We read the reviews, forums and owner groups so you do not have to, and summarize the recurring themes, not cherry-picked raves.
A bike is only as ownable as its parts supply. Here the FXE rates fair: backed by a real dealer network, but a small platform with a limited aftermarket.
The FXE is supported through Zero's dealer and parts network, and Zero publishes free service manuals to the public, which is a real plus for DIY owners. The trade-off is that this is a small platform, so the third-party aftermarket is limited compared with a mass-market gas bike. OEM parts are available; expressive customization is thinner.
| Part category | Availability | Rough cost |
|---|---|---|
| Battery / drivetrain (OEM) | fair | via dealer; varies |
| Tires, brakes, consumables | good | $20–$250 |
| Accessory chargers (Zero) | good | varies; from Zero |
| Third-party aftermarket | limited | small platform |
One scorecard, identical axes on every bike.
Every e-moto on the site is scored on these same eight axes, by the same rules, so a 7 here means the same thing as a 7 anywhere.
Our standing methodology, run identically on every e-moto, including bikes we would otherwise have reason to flatter.
The only honest way to compare two batteries. The FXE's pack is 7.2 kWh nominal at ~103.6 V.
You never use 0 to 100%. Zero publishes 6.3 kWh usable from the 7.2 kWh pack, about 88%.
Consumption is the lever: ~60 Wh/mi gentle, ~107 at a steady 55, more flat-out. Drag rises with speed².
Always ask which number a spec quotes. The FXE's 34 kW (~46 hp) is the peak figure.
"Fast charging" is meaningless without the charger's wattage. Zero's own 0-to-100% figure is 9.7 hr.

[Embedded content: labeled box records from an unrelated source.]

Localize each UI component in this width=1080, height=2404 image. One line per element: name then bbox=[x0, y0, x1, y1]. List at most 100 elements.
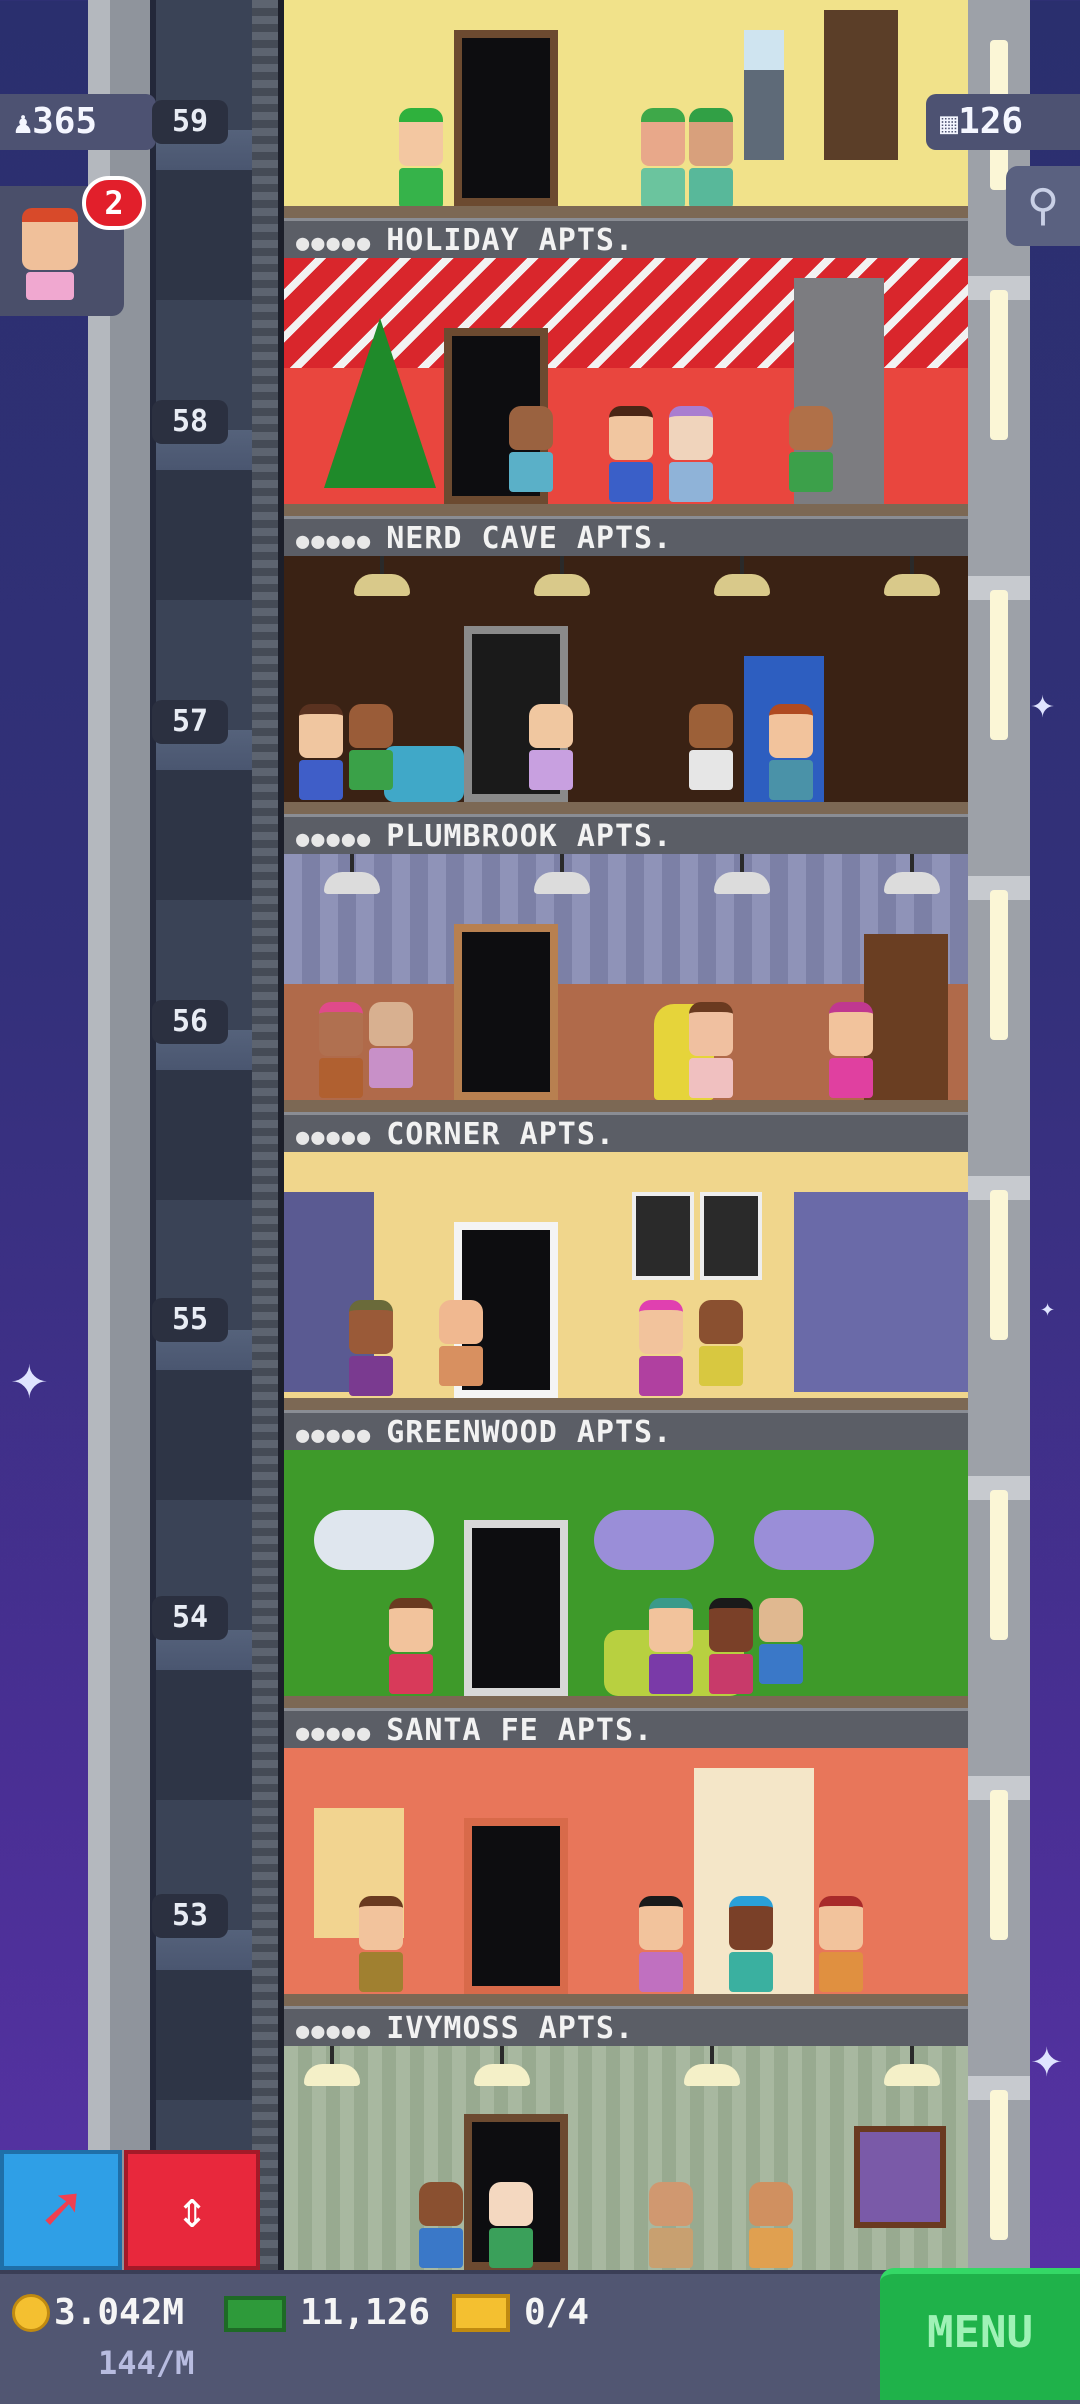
vacancy-dots: ●●●●● bbox=[296, 2019, 373, 2044]
shaft-rail bbox=[88, 0, 110, 2270]
building-icon: ▦ bbox=[940, 106, 959, 141]
floor-name-bar: ●●●●● CORNER APTS. bbox=[284, 1112, 968, 1152]
door bbox=[454, 924, 558, 1100]
room-interior bbox=[284, 0, 968, 208]
coins-value: 3.042M bbox=[54, 2292, 185, 2333]
window-light bbox=[990, 1490, 1008, 1640]
resident bbox=[644, 2182, 698, 2270]
ceiling-lamp bbox=[474, 2046, 530, 2086]
resident bbox=[344, 704, 398, 792]
picture-frame bbox=[700, 1192, 762, 1280]
room-interior bbox=[284, 854, 968, 1100]
room-interior bbox=[284, 2046, 968, 2270]
floor-ivymoss[interactable]: ●●●●● IVYMOSS APTS. bbox=[284, 1748, 968, 2046]
floor-count-counter[interactable]: ▦126 bbox=[926, 94, 1080, 150]
resident bbox=[636, 108, 690, 208]
arrow-button[interactable]: ➚ bbox=[0, 2150, 122, 2270]
vacancy-dots: ●●●●● bbox=[296, 827, 373, 852]
star: ✦ bbox=[10, 1355, 49, 1409]
window-light bbox=[990, 290, 1008, 440]
floor-greenwood[interactable]: ●●●●● GREENWOOD APTS. bbox=[284, 1152, 968, 1450]
floor-santa-fe[interactable]: ●●●●● SANTA FE APTS. bbox=[284, 1450, 968, 1748]
floor-number: 55 bbox=[152, 1298, 228, 1342]
ceiling-lamp bbox=[324, 854, 380, 894]
bux-value: 11,126 bbox=[300, 2292, 431, 2333]
floor-lower[interactable] bbox=[284, 2046, 968, 2270]
up-down-icon: ⇕ bbox=[176, 2180, 208, 2240]
coins-rate: 144/M bbox=[98, 2344, 195, 2382]
window bbox=[794, 1192, 968, 1392]
floor-nerd-cave[interactable]: ●●●●● NERD CAVE APTS. bbox=[284, 258, 968, 556]
resident bbox=[354, 1896, 408, 1992]
christmas-tree bbox=[324, 318, 436, 488]
vacancy-dots: ●●●●● bbox=[296, 1125, 373, 1150]
floor-number: 54 bbox=[152, 1596, 228, 1640]
floor-lamp bbox=[744, 30, 784, 160]
floor-ledge bbox=[284, 1398, 968, 1410]
resident bbox=[664, 406, 718, 502]
resident bbox=[744, 2182, 798, 2270]
ceiling-lamp bbox=[304, 2046, 360, 2086]
floor-name-bar: ●●●●● IVYMOSS APTS. bbox=[284, 2006, 968, 2046]
arrow-icon: ➚ bbox=[41, 2173, 81, 2247]
floor-holiday[interactable]: ●●●●● HOLIDAY APTS. bbox=[284, 0, 968, 258]
ceiling-lamp bbox=[534, 556, 590, 596]
resident bbox=[644, 1598, 698, 1694]
resident bbox=[784, 406, 838, 494]
vacancy-dots: ●●●●● bbox=[296, 231, 373, 256]
floor-number: 59 bbox=[152, 100, 228, 144]
floor-name: SANTA FE APTS. bbox=[386, 1713, 654, 1748]
resident bbox=[434, 1300, 488, 1388]
resident bbox=[764, 704, 818, 800]
resident bbox=[294, 704, 348, 800]
ceiling-lamp bbox=[714, 854, 770, 894]
door bbox=[464, 1520, 568, 1696]
coin-icon bbox=[12, 2294, 50, 2332]
shutter-window bbox=[824, 10, 898, 160]
magnifier-icon: ⚲ bbox=[1026, 180, 1060, 231]
floor-name-bar: ●●●●● PLUMBROOK APTS. bbox=[284, 814, 968, 854]
floor-count-value: 126 bbox=[958, 101, 1024, 142]
floor-name: HOLIDAY APTS. bbox=[386, 223, 635, 258]
floor-name-bar: ●●●●● SANTA FE APTS. bbox=[284, 1708, 968, 1748]
resident bbox=[524, 704, 578, 792]
resident bbox=[384, 1598, 438, 1694]
ceiling-lamp bbox=[534, 854, 590, 894]
resident bbox=[684, 108, 738, 208]
elevator-button[interactable]: ⇕ bbox=[124, 2150, 260, 2270]
tickets-value: 0/4 bbox=[524, 2292, 590, 2333]
resident bbox=[604, 406, 658, 502]
floor-name-bar: ●●●●● GREENWOOD APTS. bbox=[284, 1410, 968, 1450]
search-button[interactable]: ⚲ bbox=[1006, 166, 1080, 246]
window bbox=[754, 1510, 874, 1570]
resident bbox=[694, 1300, 748, 1388]
floor-number: 53 bbox=[152, 1894, 228, 1938]
vacancy-dots: ●●●●● bbox=[296, 1721, 373, 1746]
population-counter[interactable]: ♟365 bbox=[0, 94, 156, 150]
menu-button[interactable]: MENU bbox=[880, 2268, 1080, 2400]
floor-ledge bbox=[284, 1994, 968, 2006]
floor-plumbrook[interactable]: ●●●●● PLUMBROOK APTS. bbox=[284, 556, 968, 854]
resident bbox=[414, 2182, 468, 2270]
window-light bbox=[990, 1790, 1008, 1940]
resident bbox=[364, 1002, 418, 1090]
floor-corner[interactable]: ●●●●● CORNER APTS. bbox=[284, 854, 968, 1152]
door bbox=[464, 1818, 568, 1994]
person-icon: ♟ bbox=[14, 106, 33, 141]
vacancy-dots: ●●●●● bbox=[296, 1423, 373, 1448]
resident bbox=[394, 108, 448, 208]
picture-frame bbox=[632, 1192, 694, 1280]
ceiling-lamp bbox=[684, 2046, 740, 2086]
floor-name: IVYMOSS APTS. bbox=[386, 2011, 635, 2046]
resident bbox=[704, 1598, 758, 1694]
ticket-icon bbox=[452, 2294, 510, 2332]
notification-badge[interactable]: 2 bbox=[82, 176, 146, 230]
star: ✦ bbox=[1030, 2040, 1064, 2086]
ceiling-lamp bbox=[884, 854, 940, 894]
star: ✦ bbox=[1030, 690, 1056, 725]
bux-icon bbox=[224, 2296, 286, 2332]
floor-number: 56 bbox=[152, 1000, 228, 1044]
window bbox=[594, 1510, 714, 1570]
window-light bbox=[990, 2090, 1008, 2240]
resident bbox=[824, 1002, 878, 1098]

| Cost assumption | We used | Change it if… |
|---|---|---|
| Annual mileage | 3,000 mi/yr (15,000 / 5 yr) | You ride more → maintenance & tires rise |
| Electricity rate | $0.17 / kWh (US avg) | Your utility differs |
| Sales tax | ~8% | Your state differs |
| Battery life | No replacement in 5 yr | 5-yr unlimited-mile warranty |
| Resale | ~45% of MSRP at yr 5 | Condition & market vary |
We cite everything and date it, because specs, prices and incentives change. Manufacturer figures are labeled as claims; real-world numbers are our estimates from the methodology above. Spot an error? Our corrections policy means we fix it in public.
Sources retrieved May 2026. Manufacturer pages state claimed specs; treat them as marketing figures, not independent tests. We re-check prices and incentives periodically because they move quickly.